Пэм. США. Деревня Берлин – Вашингтон. 1964–1990 годы
Возможно, что девяносто, а может, и больше процентов населения скромного в размерах по сравнению с каким-нибудь там Юпитером голубого земного шарика вовсе не предполагают, что значит родиться чернокожим в Штатах. Черные вообще-то недолюбливают белых, которые пускаются в рассуждения по этому вопросу, потому что никто не может себе представить, что, если ты черный и не хочешь закончить свою гребаную жизнь от передоза в подъезде дилера-соседа в Гарлеме или в балтиморских вонючих трущобах, проезжая мимо которых по шоссе девяносто пять большинство автомобилистов поднимают стекла, всю жизнь ты должен доказывать этому политически корректному на словах обществу, что ты такой же американец, как и все остальные, чья кожа отличается от твоей так же, как отличается черный кенийский кофе от белого молочно-дынного шейка в тошниловке «Уэнди». Наверняка примерно такое же количество этих самых людских процентов никогда не задумывалось, что значит родиться чернокожей девочкой, да еще когда твой отец не оставил тебе ничего, даже своей фотографии «на память моей малютке». Хотя нет. Папочка оставил нечто большее. Он размешал черный кенийский напиток из арабики двойной обжарки, крепче которого нет ничего в мире, с молоком, что ведрами выкачивают из раздувшихся австралийских коров. И вот вопреки мнению о том, что черное и белое – это единственный бесспорный контраст на свете, из кенийско-австралийской смеси получилось создание человеческое такой красоты, что это поставило под большое сомнение запись в большой книге судьбы. Той самой, где напротив имени Пэм при рождении появилось коротенькое предложение: «Смерть от огнестрельного ранения в возрасте пятнадцати лет, нанесенного сутенером во время крэковой ломки». Не судьба, а полное дерьмо собачье, не так ли? Впрочем, кто не ошибается? Взяли и перепутали строчки. И хорошо, что вовремя спохватились.

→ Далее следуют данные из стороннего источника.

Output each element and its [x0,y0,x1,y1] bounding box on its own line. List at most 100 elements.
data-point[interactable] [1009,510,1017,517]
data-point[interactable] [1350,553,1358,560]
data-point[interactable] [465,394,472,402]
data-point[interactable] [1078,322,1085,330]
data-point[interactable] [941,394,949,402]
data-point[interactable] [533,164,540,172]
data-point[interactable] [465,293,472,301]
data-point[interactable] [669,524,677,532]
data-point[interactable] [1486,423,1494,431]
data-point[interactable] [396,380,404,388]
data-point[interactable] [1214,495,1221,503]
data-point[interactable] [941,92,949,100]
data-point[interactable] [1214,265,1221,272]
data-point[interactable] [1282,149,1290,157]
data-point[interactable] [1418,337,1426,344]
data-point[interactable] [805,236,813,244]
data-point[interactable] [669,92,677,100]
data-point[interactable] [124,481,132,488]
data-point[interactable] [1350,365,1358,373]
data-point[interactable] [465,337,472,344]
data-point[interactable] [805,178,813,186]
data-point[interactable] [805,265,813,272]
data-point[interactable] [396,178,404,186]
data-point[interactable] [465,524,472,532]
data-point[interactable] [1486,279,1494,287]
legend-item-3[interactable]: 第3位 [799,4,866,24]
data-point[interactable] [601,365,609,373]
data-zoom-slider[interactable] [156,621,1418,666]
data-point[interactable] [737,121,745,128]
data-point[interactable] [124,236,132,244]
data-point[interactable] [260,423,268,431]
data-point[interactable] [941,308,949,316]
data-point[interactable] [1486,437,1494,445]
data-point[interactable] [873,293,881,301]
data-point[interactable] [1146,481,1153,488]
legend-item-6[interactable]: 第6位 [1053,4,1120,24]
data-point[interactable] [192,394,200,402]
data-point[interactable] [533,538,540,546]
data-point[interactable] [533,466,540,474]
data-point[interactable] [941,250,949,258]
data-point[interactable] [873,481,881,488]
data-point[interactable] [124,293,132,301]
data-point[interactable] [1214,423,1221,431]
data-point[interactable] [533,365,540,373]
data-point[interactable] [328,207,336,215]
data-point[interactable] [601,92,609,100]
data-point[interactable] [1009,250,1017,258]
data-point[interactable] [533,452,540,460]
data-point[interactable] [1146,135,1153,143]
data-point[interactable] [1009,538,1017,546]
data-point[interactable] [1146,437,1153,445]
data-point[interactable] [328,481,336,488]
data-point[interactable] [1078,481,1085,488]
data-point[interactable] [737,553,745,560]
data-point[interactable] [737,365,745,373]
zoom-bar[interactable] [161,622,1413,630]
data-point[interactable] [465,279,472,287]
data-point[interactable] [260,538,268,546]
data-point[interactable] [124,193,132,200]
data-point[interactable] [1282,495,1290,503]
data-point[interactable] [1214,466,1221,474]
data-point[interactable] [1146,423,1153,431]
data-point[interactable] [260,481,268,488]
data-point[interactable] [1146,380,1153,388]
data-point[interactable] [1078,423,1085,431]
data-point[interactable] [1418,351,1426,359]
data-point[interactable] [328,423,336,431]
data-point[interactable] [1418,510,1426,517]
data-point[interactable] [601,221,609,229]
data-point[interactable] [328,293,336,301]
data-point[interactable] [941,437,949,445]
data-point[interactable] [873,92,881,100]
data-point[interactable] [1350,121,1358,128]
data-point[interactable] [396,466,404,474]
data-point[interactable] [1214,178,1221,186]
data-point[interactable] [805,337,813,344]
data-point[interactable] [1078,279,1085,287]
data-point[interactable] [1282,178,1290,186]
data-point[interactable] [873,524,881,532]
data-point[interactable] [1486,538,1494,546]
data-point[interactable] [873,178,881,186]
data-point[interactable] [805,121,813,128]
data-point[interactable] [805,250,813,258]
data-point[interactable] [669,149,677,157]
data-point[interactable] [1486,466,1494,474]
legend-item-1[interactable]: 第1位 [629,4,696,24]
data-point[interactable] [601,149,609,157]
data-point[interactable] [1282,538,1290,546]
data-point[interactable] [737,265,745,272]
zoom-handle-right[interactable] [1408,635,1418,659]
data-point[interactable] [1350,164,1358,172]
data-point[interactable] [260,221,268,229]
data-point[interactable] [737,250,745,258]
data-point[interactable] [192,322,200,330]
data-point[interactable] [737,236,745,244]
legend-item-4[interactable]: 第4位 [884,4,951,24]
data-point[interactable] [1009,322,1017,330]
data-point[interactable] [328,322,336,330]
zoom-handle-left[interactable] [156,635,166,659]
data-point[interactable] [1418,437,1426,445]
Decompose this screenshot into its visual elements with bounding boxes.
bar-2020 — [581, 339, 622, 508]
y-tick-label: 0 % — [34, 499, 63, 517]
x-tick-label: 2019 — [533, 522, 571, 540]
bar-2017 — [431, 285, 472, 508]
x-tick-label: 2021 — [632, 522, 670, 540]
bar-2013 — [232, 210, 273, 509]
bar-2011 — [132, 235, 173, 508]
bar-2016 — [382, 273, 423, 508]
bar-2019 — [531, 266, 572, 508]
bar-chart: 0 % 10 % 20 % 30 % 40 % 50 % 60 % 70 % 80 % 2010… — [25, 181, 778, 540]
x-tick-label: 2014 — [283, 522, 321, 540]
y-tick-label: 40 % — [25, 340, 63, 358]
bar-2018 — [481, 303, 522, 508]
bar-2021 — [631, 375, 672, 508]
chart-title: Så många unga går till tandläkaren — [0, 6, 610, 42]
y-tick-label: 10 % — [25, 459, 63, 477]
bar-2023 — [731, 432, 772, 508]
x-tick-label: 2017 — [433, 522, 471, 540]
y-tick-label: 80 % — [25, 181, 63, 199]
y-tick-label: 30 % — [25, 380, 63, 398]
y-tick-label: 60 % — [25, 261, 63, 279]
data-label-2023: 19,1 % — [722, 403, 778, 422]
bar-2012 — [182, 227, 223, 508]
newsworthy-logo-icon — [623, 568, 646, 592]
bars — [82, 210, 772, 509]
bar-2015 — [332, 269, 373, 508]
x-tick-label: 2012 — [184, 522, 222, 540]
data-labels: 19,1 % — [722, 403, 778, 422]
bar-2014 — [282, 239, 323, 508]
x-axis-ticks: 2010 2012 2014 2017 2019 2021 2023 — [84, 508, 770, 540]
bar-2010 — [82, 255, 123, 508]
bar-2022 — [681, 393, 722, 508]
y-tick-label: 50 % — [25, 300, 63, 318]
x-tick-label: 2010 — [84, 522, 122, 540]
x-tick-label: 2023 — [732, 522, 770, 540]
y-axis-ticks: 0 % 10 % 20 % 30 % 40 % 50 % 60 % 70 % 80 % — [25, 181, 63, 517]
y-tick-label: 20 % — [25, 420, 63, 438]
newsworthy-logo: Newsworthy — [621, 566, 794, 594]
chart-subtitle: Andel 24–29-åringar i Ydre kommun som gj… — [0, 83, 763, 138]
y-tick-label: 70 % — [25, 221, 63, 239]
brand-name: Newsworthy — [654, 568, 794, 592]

Нет. Мать Пэм не жила в Гарлеме. И в Балтиморе ни разу в своей жизни не бывала. И в Атланте. И, мать его, о Новом Орлеане – столице джаза – она ничего не знала. Мать Пэм работала официанткой в закусочной «Уэнди». Точные координаты закусочной, на тот случай, если кто-то захочет проверить: штат Мэриленд, деревня Берлин, перекресток сто тринадцатой и Бэй-стрит. Милости просим! К вашим услугам всегда дрянная еда, дрянной кофе и дрянное обслуживание. А что еще вы ожидали увидеть за три девяносто пять? Может, фарфоровые пепельницы на дубовых столах и дижонскую горчицу с каперсами а-ля Карамболь?!
У местечка Берлин, кроме его несколько шокирующего новичков названия, было то же преимущество, что и в самом Мэриленде. Деревенька находилась на территории штата, который граничил с Вирджинией. А Вирджиния – это прежде всего что? Правильно! Вирджиния – это прежде всего Вашингтон. Столица, и этим все сказано. От Берлина до Вашингтона, как это ни парадоксально звучит, было рукой подать. Всего каких-то двести километров. Здесь любители аутентичности могут поделить эту цифру на один запятая шесть десятых и получить расстояние в милях, так будет казаться еще короче. Мать Пэм, выставляя на прилавок очередной поднос и выкладывая на него ту самую еду, вполне справедливо охарактеризованную выше, считала в милях. И думала, что ее малютке совершенно незачем становиться официанткой и к тридцати годам иметь вместо вен на ногах толстые, перехваченные гроздьями узлов канаты. У матери Пэм были проблемы с венами, и она носила специальные чулки. Всегда. Даже в самую страшную жару. Иначе ее бы уволили. Даже в такой поносной дыре, как «Уэнди», посетители не очень-то любят портить себе аппетит видом ног официантки, с которыми «не все в порядке».